Priorität der Fraktion Bündnis 90/Die Grünen

Tagesordnungspunkt 24

Einsetzung eines parlamentarischen Ehrenrates

Antrag der Fraktion der SPD, der Fraktion Die Linke und der Fraktion Bündnis 90/Die Grünen Drucksache 18/0091

in Verbindung mit

(Marcel Luthe)

lfd. Nr. 25:

Überprüfung von Mitgliedern der Landesregierung und des Abgeordnetenhauses von Berlin auf eine Mitarbeit im ehemaligen Ministerium für Staatsicherheit der DDR (MfS)

Antrag der Fraktion der FDP Drucksache 18/0098

In der Beratung beginnt die Fraktion Bündnis 90/Die Grünen und hier der Kollege Otto. – Bitte schön!

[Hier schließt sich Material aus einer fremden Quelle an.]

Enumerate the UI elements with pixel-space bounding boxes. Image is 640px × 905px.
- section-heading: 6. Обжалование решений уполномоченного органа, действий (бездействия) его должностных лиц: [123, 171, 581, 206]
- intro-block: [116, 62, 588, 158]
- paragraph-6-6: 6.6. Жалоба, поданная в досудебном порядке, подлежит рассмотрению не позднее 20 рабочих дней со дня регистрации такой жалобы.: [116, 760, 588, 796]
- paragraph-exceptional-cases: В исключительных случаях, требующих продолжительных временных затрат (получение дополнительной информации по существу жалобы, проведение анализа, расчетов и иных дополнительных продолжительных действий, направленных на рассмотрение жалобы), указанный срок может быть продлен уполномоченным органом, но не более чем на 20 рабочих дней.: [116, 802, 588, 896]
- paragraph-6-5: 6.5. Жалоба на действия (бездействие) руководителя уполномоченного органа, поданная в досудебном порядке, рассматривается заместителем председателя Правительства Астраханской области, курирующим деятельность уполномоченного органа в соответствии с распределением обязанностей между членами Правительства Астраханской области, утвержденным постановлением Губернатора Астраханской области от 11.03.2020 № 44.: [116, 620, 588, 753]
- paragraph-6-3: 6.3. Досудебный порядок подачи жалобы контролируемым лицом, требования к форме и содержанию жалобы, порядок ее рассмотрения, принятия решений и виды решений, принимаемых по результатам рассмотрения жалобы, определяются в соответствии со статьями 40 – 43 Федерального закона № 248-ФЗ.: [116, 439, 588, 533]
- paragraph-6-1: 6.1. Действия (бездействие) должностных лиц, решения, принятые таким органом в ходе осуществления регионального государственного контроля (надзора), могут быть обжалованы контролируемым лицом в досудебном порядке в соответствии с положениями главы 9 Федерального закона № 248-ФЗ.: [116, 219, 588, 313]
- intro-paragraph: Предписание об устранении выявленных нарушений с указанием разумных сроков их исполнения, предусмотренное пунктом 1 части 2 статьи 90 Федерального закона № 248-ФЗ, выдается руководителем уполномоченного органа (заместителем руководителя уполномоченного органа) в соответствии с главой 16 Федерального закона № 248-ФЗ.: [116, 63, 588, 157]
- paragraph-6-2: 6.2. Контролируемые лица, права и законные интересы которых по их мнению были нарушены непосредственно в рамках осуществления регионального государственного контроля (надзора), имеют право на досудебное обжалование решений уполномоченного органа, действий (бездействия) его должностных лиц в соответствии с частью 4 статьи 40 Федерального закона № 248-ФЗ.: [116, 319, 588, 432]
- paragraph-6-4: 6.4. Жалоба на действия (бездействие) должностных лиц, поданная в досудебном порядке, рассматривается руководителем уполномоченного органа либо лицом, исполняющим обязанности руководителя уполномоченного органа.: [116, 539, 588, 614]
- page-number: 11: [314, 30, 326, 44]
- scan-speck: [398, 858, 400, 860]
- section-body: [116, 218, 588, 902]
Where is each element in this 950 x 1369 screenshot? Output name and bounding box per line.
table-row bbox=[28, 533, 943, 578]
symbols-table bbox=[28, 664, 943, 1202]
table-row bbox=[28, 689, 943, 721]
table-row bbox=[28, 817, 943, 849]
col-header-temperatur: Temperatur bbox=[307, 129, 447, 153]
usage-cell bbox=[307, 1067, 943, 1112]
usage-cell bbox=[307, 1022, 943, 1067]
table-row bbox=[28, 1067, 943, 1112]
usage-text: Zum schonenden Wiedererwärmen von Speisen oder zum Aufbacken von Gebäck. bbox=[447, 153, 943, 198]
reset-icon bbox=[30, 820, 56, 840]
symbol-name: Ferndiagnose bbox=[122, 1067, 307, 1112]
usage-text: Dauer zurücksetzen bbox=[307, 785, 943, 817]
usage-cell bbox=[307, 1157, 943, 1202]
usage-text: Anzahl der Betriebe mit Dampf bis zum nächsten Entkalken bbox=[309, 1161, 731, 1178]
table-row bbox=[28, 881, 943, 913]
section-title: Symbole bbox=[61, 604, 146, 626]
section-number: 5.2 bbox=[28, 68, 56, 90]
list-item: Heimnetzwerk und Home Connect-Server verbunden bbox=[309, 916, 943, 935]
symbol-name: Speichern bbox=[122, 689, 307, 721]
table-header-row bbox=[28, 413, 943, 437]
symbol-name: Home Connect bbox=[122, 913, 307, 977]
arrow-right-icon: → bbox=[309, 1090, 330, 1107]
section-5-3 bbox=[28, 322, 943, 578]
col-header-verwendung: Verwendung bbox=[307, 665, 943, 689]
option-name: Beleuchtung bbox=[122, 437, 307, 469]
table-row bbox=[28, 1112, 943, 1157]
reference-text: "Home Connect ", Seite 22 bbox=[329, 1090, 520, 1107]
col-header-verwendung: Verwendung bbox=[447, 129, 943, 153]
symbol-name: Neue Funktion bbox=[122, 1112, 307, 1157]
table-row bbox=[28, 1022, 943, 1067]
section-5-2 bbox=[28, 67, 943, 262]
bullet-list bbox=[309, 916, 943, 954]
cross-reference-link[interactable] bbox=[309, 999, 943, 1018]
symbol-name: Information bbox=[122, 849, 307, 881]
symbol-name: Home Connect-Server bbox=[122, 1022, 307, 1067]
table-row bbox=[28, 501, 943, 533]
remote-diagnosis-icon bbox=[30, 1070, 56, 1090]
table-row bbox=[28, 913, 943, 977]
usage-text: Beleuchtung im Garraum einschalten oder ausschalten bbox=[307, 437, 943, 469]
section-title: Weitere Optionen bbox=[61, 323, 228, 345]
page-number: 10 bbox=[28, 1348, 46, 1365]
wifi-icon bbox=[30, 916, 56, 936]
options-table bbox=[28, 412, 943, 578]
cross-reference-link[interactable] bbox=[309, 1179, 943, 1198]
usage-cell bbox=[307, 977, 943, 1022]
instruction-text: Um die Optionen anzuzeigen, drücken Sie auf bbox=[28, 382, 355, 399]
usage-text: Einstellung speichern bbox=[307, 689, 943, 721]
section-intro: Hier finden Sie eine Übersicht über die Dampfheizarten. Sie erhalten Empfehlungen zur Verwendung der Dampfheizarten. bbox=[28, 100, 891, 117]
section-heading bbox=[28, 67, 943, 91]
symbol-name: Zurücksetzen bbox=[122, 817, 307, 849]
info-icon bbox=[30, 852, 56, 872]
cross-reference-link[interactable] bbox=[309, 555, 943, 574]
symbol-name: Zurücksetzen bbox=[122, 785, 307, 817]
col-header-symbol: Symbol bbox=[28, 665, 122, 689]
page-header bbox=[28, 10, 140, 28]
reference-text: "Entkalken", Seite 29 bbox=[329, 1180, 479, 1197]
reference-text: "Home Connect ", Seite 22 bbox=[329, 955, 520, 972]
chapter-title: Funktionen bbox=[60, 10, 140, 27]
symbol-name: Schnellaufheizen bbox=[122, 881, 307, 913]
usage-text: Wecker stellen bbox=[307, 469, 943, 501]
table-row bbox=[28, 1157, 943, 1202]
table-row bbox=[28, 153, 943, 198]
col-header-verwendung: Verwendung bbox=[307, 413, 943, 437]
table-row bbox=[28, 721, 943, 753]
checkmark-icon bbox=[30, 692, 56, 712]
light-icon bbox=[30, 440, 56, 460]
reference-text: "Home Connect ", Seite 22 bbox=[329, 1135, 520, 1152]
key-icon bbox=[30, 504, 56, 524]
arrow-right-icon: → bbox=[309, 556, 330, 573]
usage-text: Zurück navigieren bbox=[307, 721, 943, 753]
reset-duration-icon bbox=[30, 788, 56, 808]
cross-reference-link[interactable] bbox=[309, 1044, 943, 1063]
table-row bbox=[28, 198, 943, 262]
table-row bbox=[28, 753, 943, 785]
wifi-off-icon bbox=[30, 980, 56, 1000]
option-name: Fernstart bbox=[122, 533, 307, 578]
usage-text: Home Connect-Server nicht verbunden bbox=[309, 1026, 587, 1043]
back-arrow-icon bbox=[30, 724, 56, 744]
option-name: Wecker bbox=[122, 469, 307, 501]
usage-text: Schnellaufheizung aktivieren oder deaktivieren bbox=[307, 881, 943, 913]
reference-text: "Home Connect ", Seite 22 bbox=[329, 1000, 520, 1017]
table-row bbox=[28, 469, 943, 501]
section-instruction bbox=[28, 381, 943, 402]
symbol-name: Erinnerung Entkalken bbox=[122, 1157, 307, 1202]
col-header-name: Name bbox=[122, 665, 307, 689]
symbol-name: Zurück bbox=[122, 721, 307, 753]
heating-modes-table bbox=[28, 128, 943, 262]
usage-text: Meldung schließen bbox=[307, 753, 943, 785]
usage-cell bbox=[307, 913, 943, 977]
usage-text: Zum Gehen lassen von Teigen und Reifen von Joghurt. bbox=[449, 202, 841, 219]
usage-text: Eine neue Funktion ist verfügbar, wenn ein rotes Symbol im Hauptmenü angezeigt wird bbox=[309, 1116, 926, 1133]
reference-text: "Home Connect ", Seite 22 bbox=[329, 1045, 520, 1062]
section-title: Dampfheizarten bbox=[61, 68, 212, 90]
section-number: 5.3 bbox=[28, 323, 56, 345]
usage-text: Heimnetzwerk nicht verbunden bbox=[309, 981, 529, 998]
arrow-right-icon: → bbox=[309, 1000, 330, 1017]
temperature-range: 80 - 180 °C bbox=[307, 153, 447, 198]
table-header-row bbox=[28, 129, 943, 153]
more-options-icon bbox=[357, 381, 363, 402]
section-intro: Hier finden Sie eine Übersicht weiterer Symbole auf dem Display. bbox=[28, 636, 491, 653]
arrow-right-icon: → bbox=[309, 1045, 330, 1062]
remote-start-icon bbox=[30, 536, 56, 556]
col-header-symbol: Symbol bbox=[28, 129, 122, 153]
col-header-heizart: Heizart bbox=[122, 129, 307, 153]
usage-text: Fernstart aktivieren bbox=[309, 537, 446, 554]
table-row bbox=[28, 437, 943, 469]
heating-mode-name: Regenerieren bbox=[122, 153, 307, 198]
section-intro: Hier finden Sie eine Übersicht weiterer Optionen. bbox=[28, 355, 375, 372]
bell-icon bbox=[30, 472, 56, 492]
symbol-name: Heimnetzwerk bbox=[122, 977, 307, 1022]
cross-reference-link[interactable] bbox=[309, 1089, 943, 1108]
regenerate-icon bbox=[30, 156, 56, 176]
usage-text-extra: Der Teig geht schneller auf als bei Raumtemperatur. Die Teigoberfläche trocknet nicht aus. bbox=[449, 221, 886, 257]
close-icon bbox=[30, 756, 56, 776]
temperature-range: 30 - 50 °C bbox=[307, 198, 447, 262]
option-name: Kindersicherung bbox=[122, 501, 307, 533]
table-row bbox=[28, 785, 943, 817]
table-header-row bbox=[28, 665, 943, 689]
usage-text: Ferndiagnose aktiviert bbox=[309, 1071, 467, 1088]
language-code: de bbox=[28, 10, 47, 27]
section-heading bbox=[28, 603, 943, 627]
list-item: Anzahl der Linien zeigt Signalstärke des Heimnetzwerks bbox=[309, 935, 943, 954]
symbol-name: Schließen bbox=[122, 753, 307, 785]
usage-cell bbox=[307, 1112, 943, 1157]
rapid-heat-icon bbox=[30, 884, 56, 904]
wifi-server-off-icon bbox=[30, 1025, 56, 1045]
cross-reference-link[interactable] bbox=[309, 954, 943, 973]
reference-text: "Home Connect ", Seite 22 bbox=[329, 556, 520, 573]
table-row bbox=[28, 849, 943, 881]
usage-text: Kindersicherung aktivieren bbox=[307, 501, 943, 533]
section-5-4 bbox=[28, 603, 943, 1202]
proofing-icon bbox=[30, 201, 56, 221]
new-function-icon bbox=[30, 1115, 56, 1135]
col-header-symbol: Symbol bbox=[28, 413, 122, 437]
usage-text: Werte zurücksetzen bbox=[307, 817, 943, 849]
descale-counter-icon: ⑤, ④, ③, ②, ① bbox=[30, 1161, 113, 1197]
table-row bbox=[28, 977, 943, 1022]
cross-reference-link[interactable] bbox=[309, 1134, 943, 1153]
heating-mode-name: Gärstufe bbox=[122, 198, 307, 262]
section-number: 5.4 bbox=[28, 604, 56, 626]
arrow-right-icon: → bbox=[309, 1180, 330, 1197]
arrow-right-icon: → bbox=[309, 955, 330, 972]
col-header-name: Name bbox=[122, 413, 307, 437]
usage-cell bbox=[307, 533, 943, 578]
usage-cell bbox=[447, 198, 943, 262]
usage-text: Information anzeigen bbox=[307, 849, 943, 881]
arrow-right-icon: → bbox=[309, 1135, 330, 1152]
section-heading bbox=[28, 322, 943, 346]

Sehr geehrte Frau Präsidentin! Sehr geehrte Damen und Herren! Wer die Zukunft will, muss sich seiner Vergangenheit stellen. Dieser Grundsatz gilt für jeden einzelnen von uns wie auch für die Gesellschaft insgesamt. Unsere Gesellschaft hat viele Vergangenheiten. Über eine davon – die schreckliche Nazi-Zeit und den Holocaust – haben wir gerade gesprochen, und das zu Recht und ganz aktuell.

Jetzt geht es um die Zeit der SED-Diktatur als Teil der deutschen und insbesondere der Berliner Geschichte. Wir als Koalition sind in den letzten Wochen sehr schmerzhaft darauf gestoßen worden, dass gerade diese Geschichte in unsere Gegenwart hineinreicht. Die Bestellung des Baustaatssekretärs Holm war nicht genug vorbereitet und geprüft worden. Er ist wegen seiner zweifellos vorhandenen Fachkenntnisse als Wohnungspolitiker berufen worden. Die geschichtliche Dimension der Personalie und den Umgang damit haben wir nicht genügend analysiert und waren als Koalition insofern unvorbereitet. Das Ende kennen Sie.